Apart from eight new poems, a set of mixed quality, this Complete Poems is the same as the Complete Poems published in 2004, with the ordering that Sparks herself approved, not chronological but so lightly thematic that, on occasion, the thread reads simply like a word being echoed in adjacent poems. I would prefer to have them chronologically arranged, to glimpse the personal development behind the poems. But Muriel Spark’s personality never changed and it breaks through the resistible narrators she constructs to give us irresistible asides, such as this in ‘That Bad Cold’;
Nobody asked him to come. (Yes,
He is masculine, but otherwise
Don’t try to parse the situation.)
With her first forty years dominated by poetry, winning prizes as a school-girl, editing Poetry Review 1947-1949 and getting the sack, prose (and certainly fame) must have come as a relief. She carried on writing poetry on the side though, perhaps enjoying wriggling free of fame to be a more or less failed poet.
R. F. Langley (1938 – 2011) is a poet of observation of the natural world. More interestingly, many poems in Complete Poems are built of all the bits he can salvage of an insight. Nature is only one such bit. Other rich material pre-exists in the poet’s mind and glitters in the wordscape. Hence editor Jeremy Noel-Tod’s inspired inclusion of short bibliographies to indicate what Langley was reading during a poem’s gestation. ‘Achilles’, for example, starts with painterliness:
One is seldom directed by way of
an indigo gate. A life is plunged in
colours, saturations, shades, tints, hues. One
screws one’s eyes up.
In fabulous illustration of his point, Langley throws into the mix Achilles’ murder of Penthesileia, a seventeenth-century gentlewoman Elizabeth Havers, the rock-breaking power of a tree, Newton and his prism and ends with a controlled formal breakdown describing a wading heron.
In ‘My Moth: My Song’, nature is overwhelmed by the poet’s mind:
It goes on. Hawk moths stammer in front of
the red valerian. These words, floated
in the silence, by myself, hover close
to my thoughts. The thoughts themselves almost were
words. I think they were. I think they did. How
close is close? What colour were the moths?
A ghostly mentor hovers here in front of the reader. Langley’s teacherliness, developed over a lifetime in secondary schools, shows in countless mentions of classroom practices, raising hands, being late, ticking answers.

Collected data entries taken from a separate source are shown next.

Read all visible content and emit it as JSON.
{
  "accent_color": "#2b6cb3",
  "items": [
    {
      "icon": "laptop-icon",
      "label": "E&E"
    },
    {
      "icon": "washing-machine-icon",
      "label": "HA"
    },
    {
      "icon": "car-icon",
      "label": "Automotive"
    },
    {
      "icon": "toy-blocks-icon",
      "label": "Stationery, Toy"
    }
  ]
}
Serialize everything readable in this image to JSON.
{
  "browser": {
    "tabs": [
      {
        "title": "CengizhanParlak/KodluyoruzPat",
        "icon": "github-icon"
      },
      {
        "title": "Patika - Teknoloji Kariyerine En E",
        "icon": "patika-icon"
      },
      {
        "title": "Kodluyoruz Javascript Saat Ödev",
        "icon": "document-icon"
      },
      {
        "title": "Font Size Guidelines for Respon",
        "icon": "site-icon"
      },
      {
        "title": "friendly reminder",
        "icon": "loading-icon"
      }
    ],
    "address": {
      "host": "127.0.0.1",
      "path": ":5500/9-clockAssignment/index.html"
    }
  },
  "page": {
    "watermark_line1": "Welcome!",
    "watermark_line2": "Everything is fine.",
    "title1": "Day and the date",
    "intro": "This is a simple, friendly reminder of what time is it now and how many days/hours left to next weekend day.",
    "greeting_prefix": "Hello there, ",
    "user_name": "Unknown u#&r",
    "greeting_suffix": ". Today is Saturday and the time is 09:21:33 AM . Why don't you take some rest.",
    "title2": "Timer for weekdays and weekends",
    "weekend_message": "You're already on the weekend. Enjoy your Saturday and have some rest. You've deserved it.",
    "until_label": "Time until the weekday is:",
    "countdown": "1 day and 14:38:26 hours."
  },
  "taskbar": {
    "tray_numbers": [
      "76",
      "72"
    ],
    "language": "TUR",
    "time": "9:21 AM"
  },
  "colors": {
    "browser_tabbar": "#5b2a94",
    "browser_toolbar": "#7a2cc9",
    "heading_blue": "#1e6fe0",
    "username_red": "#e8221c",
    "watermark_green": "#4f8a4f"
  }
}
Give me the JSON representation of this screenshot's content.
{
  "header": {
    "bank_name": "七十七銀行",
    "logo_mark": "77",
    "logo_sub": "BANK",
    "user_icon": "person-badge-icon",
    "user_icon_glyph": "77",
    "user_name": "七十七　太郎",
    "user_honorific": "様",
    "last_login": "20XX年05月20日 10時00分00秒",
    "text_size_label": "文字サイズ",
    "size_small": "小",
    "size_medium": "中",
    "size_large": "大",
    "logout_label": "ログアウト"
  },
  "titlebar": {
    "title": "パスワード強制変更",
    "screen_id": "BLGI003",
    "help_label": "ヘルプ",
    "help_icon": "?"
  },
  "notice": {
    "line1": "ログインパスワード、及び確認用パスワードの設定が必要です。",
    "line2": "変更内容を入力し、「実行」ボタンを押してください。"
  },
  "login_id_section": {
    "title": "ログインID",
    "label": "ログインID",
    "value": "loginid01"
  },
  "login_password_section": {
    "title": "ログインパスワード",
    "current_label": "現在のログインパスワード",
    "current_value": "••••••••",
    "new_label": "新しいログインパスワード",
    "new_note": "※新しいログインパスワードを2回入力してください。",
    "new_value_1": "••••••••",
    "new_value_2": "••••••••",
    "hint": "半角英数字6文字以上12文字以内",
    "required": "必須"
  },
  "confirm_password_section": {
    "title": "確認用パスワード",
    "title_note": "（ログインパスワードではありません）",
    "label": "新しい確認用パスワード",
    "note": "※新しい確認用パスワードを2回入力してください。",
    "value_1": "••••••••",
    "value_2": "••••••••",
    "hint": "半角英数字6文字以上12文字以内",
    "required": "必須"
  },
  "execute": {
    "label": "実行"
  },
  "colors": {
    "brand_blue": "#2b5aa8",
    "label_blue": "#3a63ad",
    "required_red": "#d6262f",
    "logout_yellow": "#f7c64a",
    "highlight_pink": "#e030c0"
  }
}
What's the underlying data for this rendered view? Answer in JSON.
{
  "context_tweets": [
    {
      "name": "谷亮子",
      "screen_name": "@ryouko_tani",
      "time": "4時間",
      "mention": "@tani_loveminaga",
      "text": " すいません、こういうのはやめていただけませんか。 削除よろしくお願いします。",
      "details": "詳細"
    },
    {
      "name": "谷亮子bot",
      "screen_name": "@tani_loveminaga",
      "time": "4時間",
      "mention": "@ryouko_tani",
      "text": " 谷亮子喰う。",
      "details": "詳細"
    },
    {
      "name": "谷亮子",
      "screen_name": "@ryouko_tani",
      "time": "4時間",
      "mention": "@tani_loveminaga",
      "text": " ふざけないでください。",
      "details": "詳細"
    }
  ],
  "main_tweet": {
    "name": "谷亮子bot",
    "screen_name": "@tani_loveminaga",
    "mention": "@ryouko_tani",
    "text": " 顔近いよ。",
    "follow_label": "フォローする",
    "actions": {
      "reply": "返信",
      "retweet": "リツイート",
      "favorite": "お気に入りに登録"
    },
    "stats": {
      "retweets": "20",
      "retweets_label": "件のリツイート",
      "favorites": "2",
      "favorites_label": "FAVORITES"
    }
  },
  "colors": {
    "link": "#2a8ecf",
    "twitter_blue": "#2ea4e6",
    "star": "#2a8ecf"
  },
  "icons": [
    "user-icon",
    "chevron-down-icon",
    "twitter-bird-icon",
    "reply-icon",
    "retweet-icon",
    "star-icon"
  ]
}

His studiousness, the art of paying attention, paid off in his great later poems though some early (and still brilliant) poems, such as ‘The Ecstasy Inventories’, show signs of the discipline needed to express moments in human time with all their physical and mental activity:
Take now and make a then.
A room. A roomy workshop. Elderflowers.
Forget the scent. Here is a carpenter,
singing. It is a hymn. Never mind
the scent, forget the difficult
bushes.
This is a picture of poet as builder, jettisoning main verbs, making one part of speech do the work of another, using punctuation to cement together broken parts of lines and parts of sentences. And Langley could skim the plaster perfectly:
but command is taken now by those tiny
expert birds who perch, and glow, and whizz
and pick the pepper out of the closing air.
– ‘Juan Fernandez’
There are many such gorgeous sound patterns, echoing Gerard Manley Hopkins, shaping typically long stanzas with assonance and alliteration. That’s exactly so in the last poem in the book, ‘To a Nightingale’, post-humously awarded the Forward prize. It achieves a loss of narrator at the same time as the narrator openly admits his presence:
No business of mine. Mites which
ramble. Caterpillars which
curl up as question marks. Then
one note, five times, louder each
time, followed, after a fraught
pause, by a soft cuckle of
wet pebbles, which I could call
a glottal rattle. I am
empty
Note the word ‘which’. The lines pattern its use to indicate that the poet’s voice could deliver a nightingale’s song because song is his business more than, say, rambling and curling up. This giant metaphor is hidden in simple narrative: ‘a glottal rattle. I am’. He is, indeed. I recommend you read R.F. Langley’s magnificent poems, and his prose journals too, sparingly and for the rest of your life, as you might read a book of meditations.